You can try to run them as a double bind, but everyone does that.
Why not trap the other team?
What you do is run the weak argument in the 1NC. When the Affirmative team responds in the 2AC, they’ll be confirming the stronger argument that contradicts the weak argument. In the 2NC, tell the judge you agree with the Affirmative team’s response and that you’ll drop the argument. Then point out that in the process of refuting that argument, they opened up a much larger hole.
The most common example of this that I can think of on the top of my head is a harm mitigation/solvency contradiction. You could either argue the problem is too big to fix, or argue the problem is non-existent. Sometimes with the way these interact, arguing one side will directly open up the other side.
Defending against spikes
Okay, so now you know how to set up nasty traps against your opponents.
Now, how do you dismantle these traps if someone tries to set them up for you?
1. Defending against typical negative spikes
The most typical negative spike is in the 2NR, a last ditch effort to avoid you bringing up certain responses or arguments in your 2AR.
If the negative team predicts you’ll use a response that you actually do plan to use, you have a couple of options.
Option 1 is to run a different response instead. This may be effective if your other response is just as powerful.
Option 2 is to grab the spike, stab yourself with it, then throw it in the trash, confirming how beast you are.
The way you do this is just be honest with the judge. “The Negative team said we’d talk about this in our speech. What an excellent prediction, since we’ve been talking about it all round. Who would have known? The reason they mentioned it in their last speech is because they know it’s the strongest argument. And unfortunately, they have not adequately refuted it.”
An alternative, less sarcastic version: “The Negative team said we’d talk about this in our speech. They’re right! *thumbs up and smile* The reason we’re bringing it up anyway is because it’s a remarkably important argument in this discussion.”
2. Defending against fake spikes
Your response to fake spikes will depend on how many there are.
If there’s only one, just wait until you get to the specific argument, then say something to the effect of, “The Negative team predicted we’d use [x response], but that’s not true. We agree that argument is incorrect, and we were never planning to say that. Instead, we have proof that their analysis under this point is wrong. Dr. Sensible Credibility said in 2014…”
If there’s multiple fake spikes, and the team makes a big deal out of them, you can explain exactly what I explained to you. Do this before jumping into any of the arguments. If you use this as an overall argument at the beginning of your speech, you can knock out multiple fake spikes in one swoop.

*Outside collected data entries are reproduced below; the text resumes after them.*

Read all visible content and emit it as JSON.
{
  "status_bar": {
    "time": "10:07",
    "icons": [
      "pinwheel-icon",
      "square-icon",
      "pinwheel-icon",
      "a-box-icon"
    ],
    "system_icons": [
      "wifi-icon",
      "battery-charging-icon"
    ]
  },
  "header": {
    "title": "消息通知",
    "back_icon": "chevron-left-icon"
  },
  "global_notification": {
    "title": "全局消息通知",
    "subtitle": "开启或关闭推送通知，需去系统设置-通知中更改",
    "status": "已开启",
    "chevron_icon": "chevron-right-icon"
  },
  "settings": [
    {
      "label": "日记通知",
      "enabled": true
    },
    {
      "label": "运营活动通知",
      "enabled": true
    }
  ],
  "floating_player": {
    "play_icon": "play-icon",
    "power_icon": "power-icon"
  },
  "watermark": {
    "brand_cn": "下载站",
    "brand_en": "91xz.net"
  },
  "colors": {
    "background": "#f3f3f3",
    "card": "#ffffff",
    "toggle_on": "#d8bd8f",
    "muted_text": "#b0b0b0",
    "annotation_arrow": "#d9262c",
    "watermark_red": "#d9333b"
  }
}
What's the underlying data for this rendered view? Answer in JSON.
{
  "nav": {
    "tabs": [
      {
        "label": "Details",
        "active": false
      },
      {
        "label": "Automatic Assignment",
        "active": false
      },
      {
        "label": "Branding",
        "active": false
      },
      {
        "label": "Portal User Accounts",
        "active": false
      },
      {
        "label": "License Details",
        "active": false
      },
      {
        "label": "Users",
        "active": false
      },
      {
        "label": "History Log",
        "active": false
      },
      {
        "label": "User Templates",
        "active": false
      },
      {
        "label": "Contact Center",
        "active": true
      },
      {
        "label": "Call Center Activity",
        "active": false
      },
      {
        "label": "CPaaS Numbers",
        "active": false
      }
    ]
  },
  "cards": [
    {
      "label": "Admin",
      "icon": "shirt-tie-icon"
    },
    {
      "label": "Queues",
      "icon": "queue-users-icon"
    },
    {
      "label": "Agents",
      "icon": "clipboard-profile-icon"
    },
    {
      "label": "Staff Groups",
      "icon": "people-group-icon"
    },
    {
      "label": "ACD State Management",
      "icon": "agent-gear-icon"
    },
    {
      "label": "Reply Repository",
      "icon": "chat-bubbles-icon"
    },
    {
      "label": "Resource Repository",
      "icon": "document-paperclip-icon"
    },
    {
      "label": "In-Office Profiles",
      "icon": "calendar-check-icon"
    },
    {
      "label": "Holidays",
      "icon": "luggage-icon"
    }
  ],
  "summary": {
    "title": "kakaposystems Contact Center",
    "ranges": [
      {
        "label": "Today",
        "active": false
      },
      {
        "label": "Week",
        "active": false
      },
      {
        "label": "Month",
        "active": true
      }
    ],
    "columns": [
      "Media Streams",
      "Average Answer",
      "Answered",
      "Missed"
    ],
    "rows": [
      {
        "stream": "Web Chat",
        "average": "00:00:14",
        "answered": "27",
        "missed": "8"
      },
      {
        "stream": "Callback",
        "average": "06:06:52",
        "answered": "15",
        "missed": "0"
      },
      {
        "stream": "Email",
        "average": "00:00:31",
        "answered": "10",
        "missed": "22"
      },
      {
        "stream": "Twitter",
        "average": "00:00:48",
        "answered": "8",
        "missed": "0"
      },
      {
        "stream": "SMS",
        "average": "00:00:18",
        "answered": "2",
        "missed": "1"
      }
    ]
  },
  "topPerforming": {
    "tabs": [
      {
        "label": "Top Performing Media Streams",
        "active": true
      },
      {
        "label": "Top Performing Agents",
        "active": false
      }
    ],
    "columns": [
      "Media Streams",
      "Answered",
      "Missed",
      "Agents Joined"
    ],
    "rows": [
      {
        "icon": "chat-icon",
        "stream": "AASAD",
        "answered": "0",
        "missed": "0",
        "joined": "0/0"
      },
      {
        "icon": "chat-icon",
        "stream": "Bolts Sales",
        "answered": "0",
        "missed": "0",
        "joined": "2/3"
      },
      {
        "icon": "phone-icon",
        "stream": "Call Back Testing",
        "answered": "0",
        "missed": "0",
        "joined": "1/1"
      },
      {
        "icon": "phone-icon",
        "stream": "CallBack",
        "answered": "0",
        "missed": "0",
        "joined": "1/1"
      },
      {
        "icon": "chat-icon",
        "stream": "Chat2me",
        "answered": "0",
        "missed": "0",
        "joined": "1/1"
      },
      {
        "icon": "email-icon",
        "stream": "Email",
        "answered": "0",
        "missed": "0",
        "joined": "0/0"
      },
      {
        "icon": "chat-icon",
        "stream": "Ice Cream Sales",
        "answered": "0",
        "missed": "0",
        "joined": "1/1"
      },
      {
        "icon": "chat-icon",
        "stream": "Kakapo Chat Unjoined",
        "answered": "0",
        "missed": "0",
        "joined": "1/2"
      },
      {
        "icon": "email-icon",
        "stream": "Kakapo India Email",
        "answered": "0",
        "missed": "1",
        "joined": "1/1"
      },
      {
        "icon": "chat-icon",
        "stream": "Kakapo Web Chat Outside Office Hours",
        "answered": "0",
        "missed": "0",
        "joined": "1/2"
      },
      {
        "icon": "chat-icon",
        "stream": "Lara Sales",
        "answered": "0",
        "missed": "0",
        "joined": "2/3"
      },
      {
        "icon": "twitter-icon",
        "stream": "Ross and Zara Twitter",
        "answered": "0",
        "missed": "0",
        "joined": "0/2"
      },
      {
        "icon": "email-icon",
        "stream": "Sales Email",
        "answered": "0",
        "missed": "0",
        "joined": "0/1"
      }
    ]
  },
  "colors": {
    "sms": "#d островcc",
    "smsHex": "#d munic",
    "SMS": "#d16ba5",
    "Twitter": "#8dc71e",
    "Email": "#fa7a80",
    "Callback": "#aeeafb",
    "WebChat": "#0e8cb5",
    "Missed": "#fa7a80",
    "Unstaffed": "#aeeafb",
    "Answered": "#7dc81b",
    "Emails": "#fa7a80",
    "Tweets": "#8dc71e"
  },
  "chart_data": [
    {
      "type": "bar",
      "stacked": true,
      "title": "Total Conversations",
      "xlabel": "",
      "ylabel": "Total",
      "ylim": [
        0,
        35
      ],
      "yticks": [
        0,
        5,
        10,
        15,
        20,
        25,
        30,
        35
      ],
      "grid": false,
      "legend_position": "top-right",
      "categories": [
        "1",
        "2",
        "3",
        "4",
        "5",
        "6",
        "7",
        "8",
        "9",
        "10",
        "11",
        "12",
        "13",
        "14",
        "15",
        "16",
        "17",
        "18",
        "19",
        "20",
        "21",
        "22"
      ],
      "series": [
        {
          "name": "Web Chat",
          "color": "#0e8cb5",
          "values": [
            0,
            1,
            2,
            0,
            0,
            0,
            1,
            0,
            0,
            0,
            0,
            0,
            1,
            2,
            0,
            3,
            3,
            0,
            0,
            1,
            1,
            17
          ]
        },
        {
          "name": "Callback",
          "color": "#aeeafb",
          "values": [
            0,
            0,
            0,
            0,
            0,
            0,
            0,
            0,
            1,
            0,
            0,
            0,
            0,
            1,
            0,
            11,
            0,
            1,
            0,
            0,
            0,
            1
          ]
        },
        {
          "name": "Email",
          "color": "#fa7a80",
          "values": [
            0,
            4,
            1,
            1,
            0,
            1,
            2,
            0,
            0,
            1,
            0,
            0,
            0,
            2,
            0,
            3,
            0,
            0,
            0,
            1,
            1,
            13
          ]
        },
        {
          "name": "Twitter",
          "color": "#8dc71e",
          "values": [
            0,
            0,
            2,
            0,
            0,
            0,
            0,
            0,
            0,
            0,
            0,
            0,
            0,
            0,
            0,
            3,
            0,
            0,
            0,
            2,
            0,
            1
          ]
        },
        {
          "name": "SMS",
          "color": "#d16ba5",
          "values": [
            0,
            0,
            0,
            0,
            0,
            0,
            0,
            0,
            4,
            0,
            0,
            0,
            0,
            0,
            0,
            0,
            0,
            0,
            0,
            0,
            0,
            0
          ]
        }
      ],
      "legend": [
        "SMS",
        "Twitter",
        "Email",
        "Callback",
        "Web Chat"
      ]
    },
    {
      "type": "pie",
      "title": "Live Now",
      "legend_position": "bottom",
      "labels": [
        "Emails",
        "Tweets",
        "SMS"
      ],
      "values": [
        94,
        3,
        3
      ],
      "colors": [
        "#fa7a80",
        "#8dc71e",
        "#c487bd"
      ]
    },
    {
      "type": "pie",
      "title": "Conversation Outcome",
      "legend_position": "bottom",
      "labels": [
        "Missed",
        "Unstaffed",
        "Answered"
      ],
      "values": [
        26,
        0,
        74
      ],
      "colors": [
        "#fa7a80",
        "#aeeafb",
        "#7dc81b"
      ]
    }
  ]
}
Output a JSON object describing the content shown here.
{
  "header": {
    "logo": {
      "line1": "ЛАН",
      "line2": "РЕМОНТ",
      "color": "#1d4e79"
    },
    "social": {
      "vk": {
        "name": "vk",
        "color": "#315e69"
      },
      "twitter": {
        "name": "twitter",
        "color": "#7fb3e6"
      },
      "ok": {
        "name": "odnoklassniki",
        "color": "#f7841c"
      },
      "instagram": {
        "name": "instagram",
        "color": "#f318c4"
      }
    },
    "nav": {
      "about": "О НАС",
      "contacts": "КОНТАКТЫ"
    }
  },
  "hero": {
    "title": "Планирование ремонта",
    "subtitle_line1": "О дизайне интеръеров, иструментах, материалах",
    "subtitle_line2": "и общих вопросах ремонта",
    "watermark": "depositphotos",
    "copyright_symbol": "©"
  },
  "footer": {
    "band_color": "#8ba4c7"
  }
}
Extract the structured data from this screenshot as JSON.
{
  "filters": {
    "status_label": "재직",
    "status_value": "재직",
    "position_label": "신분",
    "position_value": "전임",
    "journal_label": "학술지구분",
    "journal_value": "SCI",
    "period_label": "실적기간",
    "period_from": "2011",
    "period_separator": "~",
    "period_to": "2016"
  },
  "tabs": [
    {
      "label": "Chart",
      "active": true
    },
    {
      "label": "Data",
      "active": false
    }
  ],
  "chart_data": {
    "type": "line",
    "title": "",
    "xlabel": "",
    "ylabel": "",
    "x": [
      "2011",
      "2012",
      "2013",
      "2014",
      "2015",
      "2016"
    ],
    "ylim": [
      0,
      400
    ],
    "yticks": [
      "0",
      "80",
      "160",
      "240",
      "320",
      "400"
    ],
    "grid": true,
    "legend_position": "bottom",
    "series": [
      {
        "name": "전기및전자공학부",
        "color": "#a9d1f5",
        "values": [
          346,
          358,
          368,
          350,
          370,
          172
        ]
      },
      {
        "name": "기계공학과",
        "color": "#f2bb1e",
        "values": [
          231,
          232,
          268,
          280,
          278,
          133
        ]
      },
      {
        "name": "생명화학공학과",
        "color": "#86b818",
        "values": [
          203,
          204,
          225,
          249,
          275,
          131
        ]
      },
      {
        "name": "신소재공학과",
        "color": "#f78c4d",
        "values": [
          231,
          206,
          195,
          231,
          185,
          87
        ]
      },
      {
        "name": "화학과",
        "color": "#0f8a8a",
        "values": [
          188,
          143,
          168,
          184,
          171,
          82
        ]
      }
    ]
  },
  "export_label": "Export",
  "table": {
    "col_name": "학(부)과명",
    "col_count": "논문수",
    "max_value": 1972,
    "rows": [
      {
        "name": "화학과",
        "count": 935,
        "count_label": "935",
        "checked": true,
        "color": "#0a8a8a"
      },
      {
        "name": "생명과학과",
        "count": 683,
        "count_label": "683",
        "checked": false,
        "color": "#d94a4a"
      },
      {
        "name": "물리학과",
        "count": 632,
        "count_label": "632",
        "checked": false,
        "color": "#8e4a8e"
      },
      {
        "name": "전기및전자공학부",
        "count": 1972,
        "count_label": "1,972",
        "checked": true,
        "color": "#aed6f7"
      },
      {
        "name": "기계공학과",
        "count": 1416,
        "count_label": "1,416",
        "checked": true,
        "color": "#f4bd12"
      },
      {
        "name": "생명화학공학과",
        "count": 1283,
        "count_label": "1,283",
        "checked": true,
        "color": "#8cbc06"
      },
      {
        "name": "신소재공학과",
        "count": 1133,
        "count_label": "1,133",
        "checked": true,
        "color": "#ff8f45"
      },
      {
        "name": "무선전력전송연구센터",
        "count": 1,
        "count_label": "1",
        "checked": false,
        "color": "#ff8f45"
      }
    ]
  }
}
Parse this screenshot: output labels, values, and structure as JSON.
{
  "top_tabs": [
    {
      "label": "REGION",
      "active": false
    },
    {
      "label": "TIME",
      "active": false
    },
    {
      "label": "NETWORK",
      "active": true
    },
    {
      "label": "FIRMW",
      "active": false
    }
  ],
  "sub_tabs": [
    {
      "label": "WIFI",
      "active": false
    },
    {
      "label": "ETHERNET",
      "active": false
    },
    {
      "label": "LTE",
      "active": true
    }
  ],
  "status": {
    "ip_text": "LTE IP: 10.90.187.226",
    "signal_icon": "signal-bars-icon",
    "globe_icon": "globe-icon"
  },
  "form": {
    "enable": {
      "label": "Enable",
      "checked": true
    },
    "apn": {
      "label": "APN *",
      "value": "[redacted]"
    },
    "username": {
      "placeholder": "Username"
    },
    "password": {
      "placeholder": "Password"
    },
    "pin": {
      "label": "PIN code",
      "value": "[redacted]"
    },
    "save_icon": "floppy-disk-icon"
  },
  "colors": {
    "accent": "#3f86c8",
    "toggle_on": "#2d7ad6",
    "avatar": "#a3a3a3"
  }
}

“In the last speech, the Negative team made several predictions about responses we’d use in this speech. All of these predictions were wrong, and probably intentionally so. What they did is chose the weakest responses to their arguments, then predicted we’d use those responses. This sheds a falsely negative light on our argumentation. As we go through these arguments, we’ll provide our own, much stronger responses.”
You want us to tell the judge THAT!?
Yes. Say bold things. If you haven’t read that blog post, please do. It’s one of the most important posts on this website.
Spikes are fantastic tools. They can serve many purposes—keeping certain arguments off the table, weakening arguments before they’re brought up, hurting the other team’s credibility, and more.
Make sure to avoid spikes the other team sets up to hurt you!
One last tip: Spikes are most effective when your hair is in a spiky mohawk. Do not question this advice, it is most definitely true.